The year is almost drawing to a close and I have to admit that while we might have lost some of the most talented people this year, 2016 has been somewhat a year of learning for me.
This year has been so unexpected. I didn’t have any concrete plans where my future was concerned. I just had to go with the flow. Having to start a new career was indeed daunting but I knew I needed to follow my instincts. Applying for work has never been a favourite thing for me to do. I have always hated having to “sell myself”. It’s like bragging about what you’ve done, and what you can do and why you’re so great that they should hire you. I hate that. I’m really bad at selling myself. Selling other things? That I have no issues with. Maybe it’s the confidence, or rather the lack of it. Or maybe it’s the fact that I’ve been brought up to be humble. To put myself down so others can feel better about themselves. Plus, I’m far too honest to even embellish my accomplishments, like I know how some people have done. It has gotten them where they wanted to be but then they usually fail at proving themselves. Funny that.
I had a rather slow start with picking up any relief teaching gigs that I could get my hands on. It seemed that I could nail any interviews but it’s the part where I had to actually get to an interview that was tricky. Then things started to change. I have to thank both my mentors for recommending me to the teaching gigs that helped me in some way or another. I also managed to land myself a full-time teaching position. Granted it was daunting but, I welcomed the challenge.
While I didn’t really have an easy start – who does really – I slowly got used to the ways of the students. I had amazing support from my colleagues and slowly, I guess, the students and I began to appreciate each other. We sort of began to understand each other I guess? I was in my element. Thanks to Mr. C, the kids and some friends, I managed to work out certain schedules. It was tricky in the beginning but I suppose it all worked out fine.
As a teacher I never expect huge miracles. I rejoice in the little wins. Wins such as students wanting to improve themselves. Or when they contribute to class discussions. Or when their results improve as a result of their own hard work. I had two of my students take photos of their test papers so that they could show their parents, because even they couldn’t believe that they could manage to get an A or a B for their test. And then I had a student who had never bothered to turn in his work do so. Granted it wasn’t spectacular but he did it. Even his attendance improved, which really made me want to jump for joy each time I see him turning up for my class. Like I said; little wins.
This year also saw my kids growing up in their own little ways. Miss 14 has matured a little and has finally worked out what friendship really means – well, it’s still a learning curve for her but, baby steps. Miss 13 is settling nicely in her first year of high school and Master 11 has grown some confidence too. About time.
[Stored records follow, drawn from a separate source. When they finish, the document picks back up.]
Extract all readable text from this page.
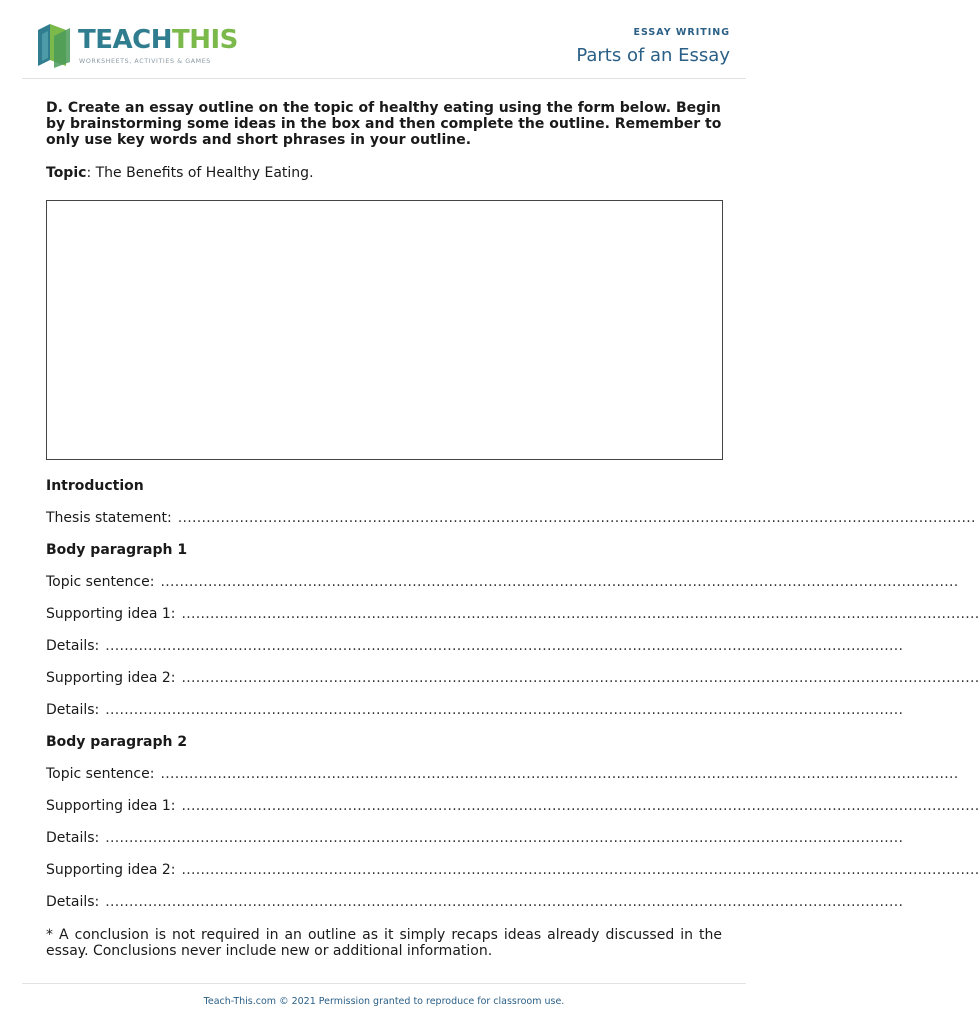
TEACHTHIS
WORKSHEETS, ACTIVITIES & GAMES
ESSAY WRITING
Parts of an Essay

D. Create an essay outline on the topic of healthy eating using the form below. Begin by brainstorming some ideas in the box and then complete the outline. Remember to only use key words and short phrases in your outline.

Topic: The Benefits of Healthy Eating.
Introduction
Thesis statement: ........................................................................................................................................................................
Body paragraph 1
Topic sentence: ........................................................................................................................................................................
Supporting idea 1: ........................................................................................................................................................................
Details: ........................................................................................................................................................................
Supporting idea 2: ........................................................................................................................................................................
Details: ........................................................................................................................................................................
Body paragraph 2
Topic sentence: ........................................................................................................................................................................
Supporting idea 1: ........................................................................................................................................................................
Details: ........................................................................................................................................................................
Supporting idea 2: ........................................................................................................................................................................
Details: ........................................................................................................................................................................

* A conclusion is not required in an outline as it simply recaps ideas already discussed in the essay. Conclusions never include new or additional information.

Teach-This.com © 2021 Permission granted to reproduce for classroom use.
While everything else in my life has been going well, I have to say that I have been rather slack when it came to my own health. What took me a over a year to work on, took me only 5 months to destroy. I’m talking about my body. The lack of time has caused my body to NOT be the svelte size 8 that I started off with. I’m now an in between an 8 and a 10 – closer to a 10. No big deal I know, but I can see the difference! I can even feel it! The lack of stamina is just HORRIBLE!
I’ve signed up with the group exercise again and I’m trying to run when it’s not too hot. I’ve also begun to swim laps. SLOW laps, in my pool. If only the rain would let up! Can’t just keep stuffing my face without exercising hey?
I have no idea. Well, I’ll be working full time still. I will be super busy and with the new year comes new challenges. New classes to teach. New issues to face too, I suppose.
I’m hoping to run the 1/2 marathon at least before I hit 45. We’ll have to see if my motivation for exercise will still be there once work starts up again. I have no idea if I’ll still be running this blog in 2017. Once my website registration lapses, I don’t think I’ll be renewing it. I’ve lost interest I guess. I don’t have the time or energy to write anymore, as much as I do love the escape once in a while. We’ll have to see.
Here’s to new beginnings I guess!
Tell me, what have you been up to so far? What are your plans for 2017?